In the past, Hung has been critical that the state only controlled some 60 percent of the nation's retail trade. State organizations must transform the people's ``arbitrary and individualistic activities into methodical ones,'' he said in 1983.
Two years ago, in response to a sudden rise of rice prices in Ho Chi Minh City (formerly Saigon), he deployed ``market management forces'' - young party workers - into the streets to halt the price hikes by educating and organizing rice traders. ``After two days of applying that method, rice prices dropped,'' he said.
Some analysts say Linh's policies and the recent bout of inflation have forced him to accept Hung as prime minister. Others, however, say Linh needs Hung's security expertise to make the necessary changes, especially in curbing party corruption. Both men worked closely together in the past, directing the war in the south against the US.
Nonetheless, the National Assembly meeting indicated a serious challenge to Linh, just seven months after a party congress brought him to power.
On June 18, the council of ministers passed a new decree granting stronger enforcement powers to the local party officials and business managers in checking price increases - to keep them below prices of late April 1987. ``We must step up the inspection and control work of the state,'' Hung told the National Assembly. ``This is to ensure the authority of the ... proletarian dictatorship.'' And the new council has given the need for ``security, social order, and national defense'' the same priority as the recent party goals of increasing grain production, consumer goods, and exports.
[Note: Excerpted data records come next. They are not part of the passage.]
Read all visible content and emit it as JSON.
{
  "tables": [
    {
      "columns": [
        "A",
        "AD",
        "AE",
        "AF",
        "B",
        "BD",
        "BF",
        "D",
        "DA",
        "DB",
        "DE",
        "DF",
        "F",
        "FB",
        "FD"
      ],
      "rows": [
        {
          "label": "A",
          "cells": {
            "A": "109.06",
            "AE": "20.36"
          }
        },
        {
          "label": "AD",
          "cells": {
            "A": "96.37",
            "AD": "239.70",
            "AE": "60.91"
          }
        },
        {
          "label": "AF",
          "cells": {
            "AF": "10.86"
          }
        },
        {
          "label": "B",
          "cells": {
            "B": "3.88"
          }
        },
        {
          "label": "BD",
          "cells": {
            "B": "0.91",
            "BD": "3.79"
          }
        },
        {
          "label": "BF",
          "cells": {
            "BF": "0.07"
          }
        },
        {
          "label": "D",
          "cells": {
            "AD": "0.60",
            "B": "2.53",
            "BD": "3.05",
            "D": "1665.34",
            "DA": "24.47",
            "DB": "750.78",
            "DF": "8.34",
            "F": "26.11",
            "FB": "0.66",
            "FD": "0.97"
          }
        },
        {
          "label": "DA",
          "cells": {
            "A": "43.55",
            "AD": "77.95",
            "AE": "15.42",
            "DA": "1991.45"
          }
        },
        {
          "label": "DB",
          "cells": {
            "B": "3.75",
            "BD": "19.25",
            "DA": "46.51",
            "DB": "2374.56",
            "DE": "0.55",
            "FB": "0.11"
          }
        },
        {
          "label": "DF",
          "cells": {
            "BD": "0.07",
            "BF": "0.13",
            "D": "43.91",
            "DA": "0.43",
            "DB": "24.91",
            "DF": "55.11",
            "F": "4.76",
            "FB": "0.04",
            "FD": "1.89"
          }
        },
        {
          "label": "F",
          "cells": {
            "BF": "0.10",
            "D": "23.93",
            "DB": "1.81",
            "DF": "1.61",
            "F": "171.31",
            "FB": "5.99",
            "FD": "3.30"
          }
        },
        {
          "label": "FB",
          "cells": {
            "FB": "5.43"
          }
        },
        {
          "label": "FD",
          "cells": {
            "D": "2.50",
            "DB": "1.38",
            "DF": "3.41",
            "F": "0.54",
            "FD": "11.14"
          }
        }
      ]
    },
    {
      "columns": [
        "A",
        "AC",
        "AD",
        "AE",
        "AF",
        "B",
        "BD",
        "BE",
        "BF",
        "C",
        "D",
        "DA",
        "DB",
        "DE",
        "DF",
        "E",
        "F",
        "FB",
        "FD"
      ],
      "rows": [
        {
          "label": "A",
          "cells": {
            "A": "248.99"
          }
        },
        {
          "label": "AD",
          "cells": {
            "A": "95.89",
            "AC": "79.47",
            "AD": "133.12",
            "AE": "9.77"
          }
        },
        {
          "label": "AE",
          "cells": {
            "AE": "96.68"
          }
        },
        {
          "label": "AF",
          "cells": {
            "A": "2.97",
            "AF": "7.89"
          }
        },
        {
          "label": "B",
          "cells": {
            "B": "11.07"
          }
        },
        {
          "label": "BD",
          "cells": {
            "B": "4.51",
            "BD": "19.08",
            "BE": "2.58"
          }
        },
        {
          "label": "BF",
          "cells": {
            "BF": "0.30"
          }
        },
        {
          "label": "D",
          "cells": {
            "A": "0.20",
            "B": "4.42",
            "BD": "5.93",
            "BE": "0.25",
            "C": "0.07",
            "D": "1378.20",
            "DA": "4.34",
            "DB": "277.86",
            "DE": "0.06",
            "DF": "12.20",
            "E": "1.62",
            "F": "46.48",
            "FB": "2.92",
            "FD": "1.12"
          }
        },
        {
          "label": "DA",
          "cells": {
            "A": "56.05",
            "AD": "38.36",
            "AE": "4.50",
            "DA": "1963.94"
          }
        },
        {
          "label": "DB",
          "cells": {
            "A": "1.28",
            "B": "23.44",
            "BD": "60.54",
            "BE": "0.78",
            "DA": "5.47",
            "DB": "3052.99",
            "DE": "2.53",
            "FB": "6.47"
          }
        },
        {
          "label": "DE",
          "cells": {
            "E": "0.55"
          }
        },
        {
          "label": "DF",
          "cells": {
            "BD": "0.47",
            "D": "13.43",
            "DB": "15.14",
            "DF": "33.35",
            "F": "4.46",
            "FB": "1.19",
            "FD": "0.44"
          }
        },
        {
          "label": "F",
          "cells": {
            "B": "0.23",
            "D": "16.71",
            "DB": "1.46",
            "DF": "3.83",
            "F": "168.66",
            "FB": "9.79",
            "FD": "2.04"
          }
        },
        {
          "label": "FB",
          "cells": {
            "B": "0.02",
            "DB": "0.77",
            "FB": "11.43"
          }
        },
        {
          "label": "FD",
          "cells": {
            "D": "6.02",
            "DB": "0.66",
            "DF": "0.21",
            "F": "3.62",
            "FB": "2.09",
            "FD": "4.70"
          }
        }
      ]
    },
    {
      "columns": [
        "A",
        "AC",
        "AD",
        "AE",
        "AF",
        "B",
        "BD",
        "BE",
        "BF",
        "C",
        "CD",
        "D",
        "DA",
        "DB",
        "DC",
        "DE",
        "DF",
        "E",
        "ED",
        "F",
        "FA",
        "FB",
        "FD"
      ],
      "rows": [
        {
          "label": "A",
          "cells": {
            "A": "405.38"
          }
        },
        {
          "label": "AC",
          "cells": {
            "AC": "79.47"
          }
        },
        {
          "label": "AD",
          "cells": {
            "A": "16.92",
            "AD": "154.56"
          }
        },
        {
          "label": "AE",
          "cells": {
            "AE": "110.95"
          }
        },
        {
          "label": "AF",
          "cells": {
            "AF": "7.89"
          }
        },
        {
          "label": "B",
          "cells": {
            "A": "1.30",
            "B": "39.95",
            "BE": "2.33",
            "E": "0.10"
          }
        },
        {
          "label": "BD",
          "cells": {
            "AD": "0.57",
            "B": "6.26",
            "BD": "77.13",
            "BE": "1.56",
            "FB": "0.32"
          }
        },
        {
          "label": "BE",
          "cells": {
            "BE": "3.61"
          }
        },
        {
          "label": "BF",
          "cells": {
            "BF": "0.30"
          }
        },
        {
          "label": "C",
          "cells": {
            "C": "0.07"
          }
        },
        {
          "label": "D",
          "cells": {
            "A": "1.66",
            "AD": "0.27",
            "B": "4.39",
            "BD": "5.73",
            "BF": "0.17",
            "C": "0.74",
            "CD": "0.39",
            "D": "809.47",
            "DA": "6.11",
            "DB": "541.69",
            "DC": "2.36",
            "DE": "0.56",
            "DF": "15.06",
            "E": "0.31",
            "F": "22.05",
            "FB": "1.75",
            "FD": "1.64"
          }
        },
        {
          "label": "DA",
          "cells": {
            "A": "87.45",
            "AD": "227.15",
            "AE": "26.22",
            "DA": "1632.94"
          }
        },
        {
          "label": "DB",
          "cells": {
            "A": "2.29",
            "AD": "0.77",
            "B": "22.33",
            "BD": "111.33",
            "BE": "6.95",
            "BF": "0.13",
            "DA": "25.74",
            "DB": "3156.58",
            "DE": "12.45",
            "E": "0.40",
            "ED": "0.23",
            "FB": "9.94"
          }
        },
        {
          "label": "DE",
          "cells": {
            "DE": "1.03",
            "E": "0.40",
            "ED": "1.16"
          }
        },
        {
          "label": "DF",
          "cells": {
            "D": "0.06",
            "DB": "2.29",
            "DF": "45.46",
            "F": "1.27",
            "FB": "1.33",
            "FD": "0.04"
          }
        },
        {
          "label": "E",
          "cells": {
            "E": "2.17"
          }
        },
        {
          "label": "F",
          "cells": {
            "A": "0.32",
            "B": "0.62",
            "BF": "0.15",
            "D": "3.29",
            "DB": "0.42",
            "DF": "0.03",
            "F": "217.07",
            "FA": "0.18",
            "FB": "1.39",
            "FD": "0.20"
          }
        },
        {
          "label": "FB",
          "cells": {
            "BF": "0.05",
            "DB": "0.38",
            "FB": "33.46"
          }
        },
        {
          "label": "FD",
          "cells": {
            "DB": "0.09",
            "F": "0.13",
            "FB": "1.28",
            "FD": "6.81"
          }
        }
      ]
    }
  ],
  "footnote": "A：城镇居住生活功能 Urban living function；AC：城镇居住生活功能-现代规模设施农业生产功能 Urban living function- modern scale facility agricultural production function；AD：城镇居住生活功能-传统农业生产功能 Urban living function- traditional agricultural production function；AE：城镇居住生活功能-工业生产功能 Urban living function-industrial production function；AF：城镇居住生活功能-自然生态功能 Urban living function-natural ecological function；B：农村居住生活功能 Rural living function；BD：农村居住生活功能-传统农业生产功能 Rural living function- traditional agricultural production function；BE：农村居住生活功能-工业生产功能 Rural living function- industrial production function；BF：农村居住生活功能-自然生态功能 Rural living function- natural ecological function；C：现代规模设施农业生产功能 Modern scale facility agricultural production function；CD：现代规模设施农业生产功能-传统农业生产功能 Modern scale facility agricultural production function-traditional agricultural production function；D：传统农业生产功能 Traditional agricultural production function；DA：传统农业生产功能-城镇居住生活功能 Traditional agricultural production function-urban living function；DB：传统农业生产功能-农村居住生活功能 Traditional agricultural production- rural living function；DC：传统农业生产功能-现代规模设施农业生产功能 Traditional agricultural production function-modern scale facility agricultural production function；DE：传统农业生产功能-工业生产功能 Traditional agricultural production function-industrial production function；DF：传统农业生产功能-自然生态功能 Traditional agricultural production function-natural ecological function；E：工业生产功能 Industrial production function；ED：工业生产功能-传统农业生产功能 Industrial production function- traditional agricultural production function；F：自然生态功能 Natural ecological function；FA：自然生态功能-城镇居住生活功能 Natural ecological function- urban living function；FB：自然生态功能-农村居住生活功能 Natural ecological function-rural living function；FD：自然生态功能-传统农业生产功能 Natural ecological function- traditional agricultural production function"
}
Perhaps in a dig against Hung, Kiet said the problems are caused by party personnel ``who do not really understand the idea and viewpoint of renovating the managerial mechanism and who are still accustomed to administrating management simply by means of administrative diktats.''
One other apparent dispute is over a proposed foreign investment code. Vietnamese officials have been saying for months that the draft code, which had been widely circulated, was to be approved by the nation's legislature.
The fact that it was not perhaps indicates a debate over how much to open the economy to Western business interests, rather than further dependence on Soviet-bloc ties, says one Western analyst.